I’m beginner in big data/data science, and i’m trying to do the next task:
We have 2 TB of CSV from one table. We want to try to use a SQL Layer to query that data. Currently, the data is stored in Timescale, but Timescale doesn't compress data and the used SSD space is growing in a fast pace. So, I and a partner are trying to use Azure Data Lake, with a SQL Layer over that, to test if: the performance of queryng is acceptable? the price is better or worse?. The two SQL layer that we want to try are Dremio and Azure Data Flow Analytics. But the problem is csv are sometime very very very large (100 GB) and sometimes very very tiny (10KB). We want to repartition the data first and to write the data to parquet second.

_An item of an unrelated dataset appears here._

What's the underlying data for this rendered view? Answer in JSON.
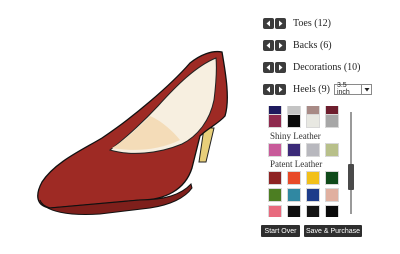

To do the task, we tryied:
1) To use Pandas, in a very large machine (64 cores, more than 450 GB of RAM). The problem was that Pandas doesn't scale to large machines. 2) To use Azure Data Factory Data Flow, the data flow cluster (Spark cluster really) crash with a System Error (?). So, aborted.
Finally, the csv are internally sorted by the key we want to use as partition key. So, maybe, we can use Julia to read the csv in streaming, and to write the partitioned data to parquets. Is that a good idea? you can see problems in that aproximation?
P.D.: Sorry my English. I hope you can understand the problem.